The Dudok Quartet’s latest album, What Remains, is a musical journey through time and place that showcases its unique approach to music-making. With a mix of old and new repertoire spanning almost a thousand years, the album seeks to find the deepest meaning in each piece of music and offer a fresh perspective on each work. The Quartet has travelled into the depths of musical time to examine ancient scores by Pérotin, de Machaut and Gesualdo and found their echoes in modern works by Messiaen, Reich and Joey Roukens, who wrote the eponymous quartet of the album.
What Remains was commissioned by the String Quartet Biennale Amsterdam for the Dudok Quartet which premiered the two-movement work in 2020. The piece opens and unfolds like a landscape and embarks on a motoric, post- minimalist musical journey that is both propulsive and pulsating, while the second movement is more contemplative with traces of polyphonic early music. In his composing process Roukens purposefully removed melodic and motivic elements until only its texture, pulsing and overlapping triads, slowly melting harmonies or obsessively repetitive single notes remained. Every piece of music gathered here on this recording contains fragments that can be linked to this 21st-century string quartet.
The ghosts of musical past are found in the oldest notated polyphonic music, Viderunt Omnes by Perotinus Magnus. Musical time then marches on to the Ars Nova style of Guillaume de Machaut’s Kyrie from the Messe de Nostre Dame and to the mid 16th century with Carlo Gesualdo’s five-part madrigals. The Dudoks’ profound study of these works, through making their own transcriptions, undeniably qualifies them to describe the distantly related but crystal-clear tonalities as “a cross-temporal fibre optic between the different eras”.
With its collection of speech samples, train sounds and the layering of three different pre-recorded string quartet recordings, Steve Reich’s Different Trains is a personal and emotional work that conveys time, place and mood and was composed for the pioneering Kronos Quartet. Inspiration came from his own early childhood train journeys across the US continent between 1939 and 1942 to visit his divorced parents living in New York and LA, and then his later realisation in adulthood that European Jews had been making very different kinds of train journeys in these same years. The big picture for this ‘music documentary’ traverses time and place; the music and samples in the first two movements deal with the same period twice but on different continents, while the last movement is at once a retrospective as well as a hopeful glimpse into the future. Although the pre-recorded tapes made by the Kronos Quartet are available to quartets for live performance and recording, the Dudoks chose to make their own recordings of all 16 parts for this album, not only as a way of plumbing the depths of this powerful work, but also to have their own backing tapes for live performances.

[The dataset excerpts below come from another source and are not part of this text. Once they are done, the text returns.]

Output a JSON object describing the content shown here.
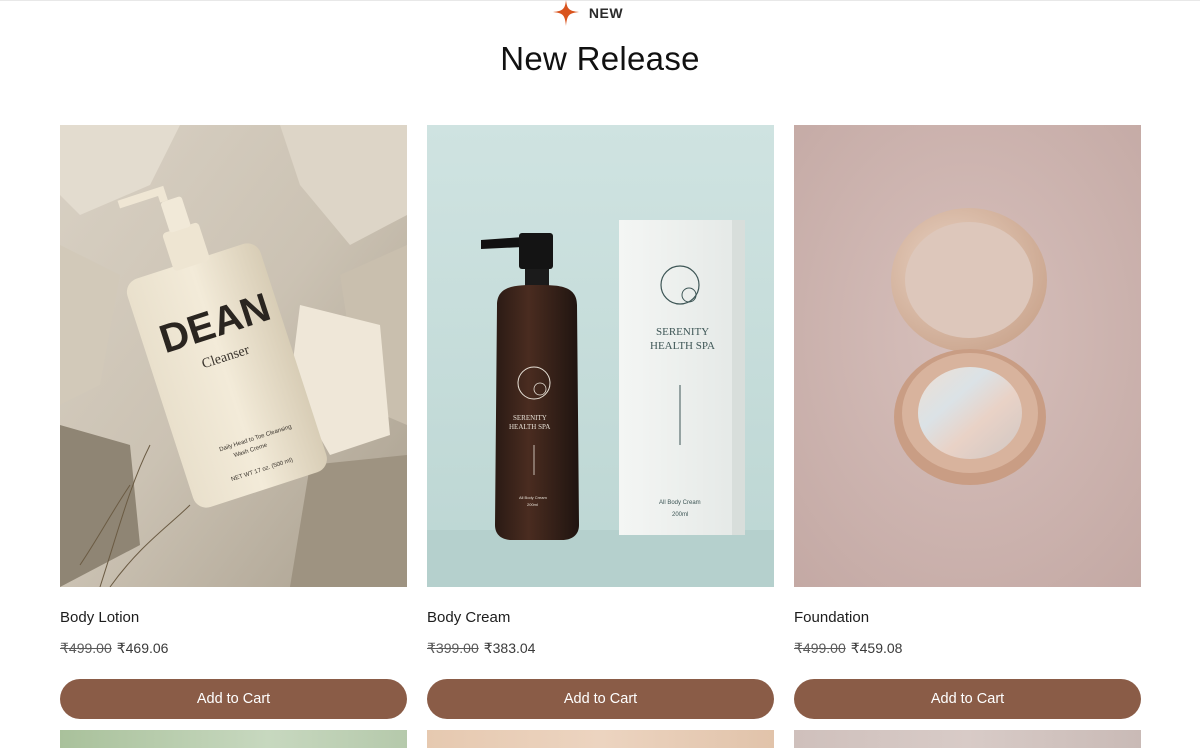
{
  "header": {
    "eyebrow": "NEW",
    "title": "New Release"
  },
  "colors": {
    "accent": "#8a5c47",
    "spark": "#d9541e"
  },
  "products": [
    {
      "name": "Body Lotion",
      "image_alt": "DEAN Cleanser",
      "price_old": "₹499.00",
      "price_new": "₹469.06",
      "button": "Add to Cart"
    },
    {
      "name": "Body Cream",
      "image_alt": "SERENITY HEALTH SPA",
      "price_old": "₹399.00",
      "price_new": "₹383.04",
      "button": "Add to Cart"
    },
    {
      "name": "Foundation",
      "image_alt": "",
      "price_old": "₹499.00",
      "price_new": "₹459.08",
      "button": "Add to Cart"
    }
  ],
  "product_art": {
    "dean_brand": "DEAN",
    "dean_sub": "Cleanser",
    "dean_line1": "Daily Head to Toe Cleansing",
    "dean_line2": "Wash Creme",
    "dean_net": "NET WT 17 oz. (500 ml)",
    "spa_name1": "SERENITY",
    "spa_name2": "HEALTH SPA",
    "spa_product": "All Body Cream",
    "spa_volume": "200ml"
  }
}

Olivier Messiaen’s Oraison is from the suite Fête des belles eaux that embraced themes of immortality and eternity and was originally written in 1937 for the haunting, oscillating sounds of the Ondes Martenot. The composer reworked it for cello and piano as the central movement of his Quartet for the End of Time during his internment as a prisoner of war in WWII. The Dudok Quartet chose to rearrange this piece as the concluding music for the album because of the static, mystical impression of infinity it evokes and the obsessive restraint with which Messiaen works – a thread that leads straight to the contemporary music by Roukens.